Rough Prototype

I spent the Labor Day weekend learning how to add text and 2D video into an immersive video scene. I’m doing this because I have this vision for a film/app for the Apple Vision Pro and I thought I could 1. prototype a large part of this experience in video and 2. I could also make immersive videos like this and learn how to tell stories in this medium. 

So to begin with, I came up with the requirements for my project.

  • I had to use existing video. I wasn’t going to waste time shooting new things or trying to have this video mean anything or stand on it’s own. I’m just working on learning the technical part.
  • I want to include text in the 3D space.
  • I want to include 2D video in the 3D space.

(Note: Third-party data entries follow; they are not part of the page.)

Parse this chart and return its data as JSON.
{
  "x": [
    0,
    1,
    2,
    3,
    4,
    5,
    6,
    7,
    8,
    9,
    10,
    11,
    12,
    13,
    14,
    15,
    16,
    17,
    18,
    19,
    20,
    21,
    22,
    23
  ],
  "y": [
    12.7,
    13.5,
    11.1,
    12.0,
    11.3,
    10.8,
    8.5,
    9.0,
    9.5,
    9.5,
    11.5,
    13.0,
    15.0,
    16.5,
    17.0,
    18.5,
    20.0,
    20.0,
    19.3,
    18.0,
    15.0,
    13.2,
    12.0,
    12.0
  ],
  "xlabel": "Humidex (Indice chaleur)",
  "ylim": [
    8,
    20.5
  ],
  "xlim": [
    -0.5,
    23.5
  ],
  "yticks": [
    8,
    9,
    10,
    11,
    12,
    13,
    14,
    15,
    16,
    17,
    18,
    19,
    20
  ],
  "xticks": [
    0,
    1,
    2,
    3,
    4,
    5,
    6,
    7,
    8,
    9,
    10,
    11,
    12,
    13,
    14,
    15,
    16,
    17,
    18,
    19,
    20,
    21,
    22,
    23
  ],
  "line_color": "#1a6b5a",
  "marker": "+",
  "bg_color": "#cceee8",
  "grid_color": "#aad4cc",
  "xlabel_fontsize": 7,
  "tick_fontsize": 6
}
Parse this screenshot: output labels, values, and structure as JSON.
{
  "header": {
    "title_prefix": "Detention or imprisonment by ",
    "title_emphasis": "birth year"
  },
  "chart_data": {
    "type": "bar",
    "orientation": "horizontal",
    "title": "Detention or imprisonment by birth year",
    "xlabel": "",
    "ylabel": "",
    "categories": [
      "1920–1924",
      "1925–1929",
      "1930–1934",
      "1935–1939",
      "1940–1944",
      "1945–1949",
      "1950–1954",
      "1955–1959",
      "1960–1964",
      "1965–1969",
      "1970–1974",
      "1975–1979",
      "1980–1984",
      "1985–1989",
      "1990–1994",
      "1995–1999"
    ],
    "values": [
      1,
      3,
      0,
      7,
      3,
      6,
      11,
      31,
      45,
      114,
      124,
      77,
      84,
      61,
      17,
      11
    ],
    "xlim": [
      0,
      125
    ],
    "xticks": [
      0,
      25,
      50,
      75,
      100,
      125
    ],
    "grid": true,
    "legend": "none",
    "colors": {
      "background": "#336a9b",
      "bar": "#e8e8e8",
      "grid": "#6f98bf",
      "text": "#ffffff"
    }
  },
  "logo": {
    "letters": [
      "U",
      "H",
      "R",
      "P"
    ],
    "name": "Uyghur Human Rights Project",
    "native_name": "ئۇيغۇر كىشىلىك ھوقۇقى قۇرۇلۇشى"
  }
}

There’s more I want to learn — immersive audio & 3D video in the 3D space — but I’ll save that for another time. Knowing how to add text and 2D video is most of what I need and it allows me to work on storytelling in parallel with the other technical skills. 

Process

Most of what I learned comes from Hugh Hou’s tutorial. The rest comes from lots of trial and error. Davinci Resolve’s Fusion is very finicky. I found that I had to turn off auto resolution on my Render3D node first or the app would become unresponsive. I also found that sometimes the output simply wouldn’t work as expected and to fix it I’d have to disconnect nodes and then reconnect them again (kind of like turning things off and back on). Lastly, the audio and video on the 2D video is way out of sync. I couldn’t find a way to pass through the audio from the video clip in Fusion. Instead I added it directly to the timeline on the Edit page. The result is that the video ends about 7 seconds before the audio. I don’t know why – I’ll have to investigate.

Below are my notes on the settings of individual nodes.

To create text in the 3D space add:

  • Text3D – you can use this to create flat 2D text or 3D text. Setting the V Anchor to the middle will put your text at eye/camera level.
  • Ambient Light – this is good if you want flat 2D text. If you want 3D text, add some extrusion and a Spotlight so you get shadows.
  • Spherical Camera – this matches your physical camera. I set the eye separation to .06 because the lenses on the Canon dual fisheye lens are 60mm apart. The converge distance is 250 (basically really far away)
  • Merge3D – the text, lights, and camera are all inputs to this node. If you set it to show on one of the monitors you can see what you are doing when you adjust the position and size of things in the scene.
  • Render3D – before I connect this, I switch to the image tab, uncheck auto-resolution, and set the resolution to 4096×4096 (or whatever the single-eye resolution of your video is). Then I connect the Merge3D node to it and set the camera to the Spherical Camera and set Eye to Stack (side-by-side) is the default.

Then you have to do this split, crop, and combine nonsense. Hugh Hou explains this in the tutorial — it seems to be a bug in Fusion. Basically, the frame size of the Render3D node is enormous for some reason and we have to crop out all the extra empty space.

  • Splitter – set to horizontal split
  • Crop – set the X Offset to half your frame size – 2048 in my case. Set the X and Y size to 4096.
  • Crop – create a second Crop node for the other eye. Use the same settings. How Fusion knows to put the left side into one crop node and the right side into the other is a mystery to me.
  • Combiner – set to Horizontal

That whole node structure gets sent to a regular Merge node between your MediaIn and MediaOut (your video timeline). Hopefully, at this point you can see your text over your video. If you can’t, double-check all the settings. If you still can’t, disconnect things and reconnect them. I had to do this.

To add a 2D video in the 3D space:

  • Drag your clip to the Fusion page and it will make a MediaIn node for it.
  • ImagePlane3D – connect your video to this
  • Spherical Camera – add this – same settings as before
  • Merge3D – connect these to a Merge3D node and then it’s the same process from here out.

Notice in the screenshot and in my notes there is an Anaglyph node before the final MediaOut. Set this to Horizontal to preview the 3D effect with a pair of Red/Blue 3D glasses. This will help you place things in the frame and avoid stereo conflicts (with the light pole in my case). Don’t forget to turn this node off before you render your output.

The missing piece here is being able to preview all of this in a headset. I believe if you have a PC and a Meta Quest headset you can. From Apple’s WWDC event in June it sounds like this is coming to Mac and Apple Vision Pro later this year. Without being able to preview in the headset, I had to render a few fames and download them on the Vision Pro so I could check how it all looked. I did this 4 times to get it right. Hopefully I’ll get better with experience.

When you’re shooting with the Canon R5C there is a guide that shows what is essentially your “frame.” This area is really all you have to place text or video so that it can be seen without moving your head in the headset.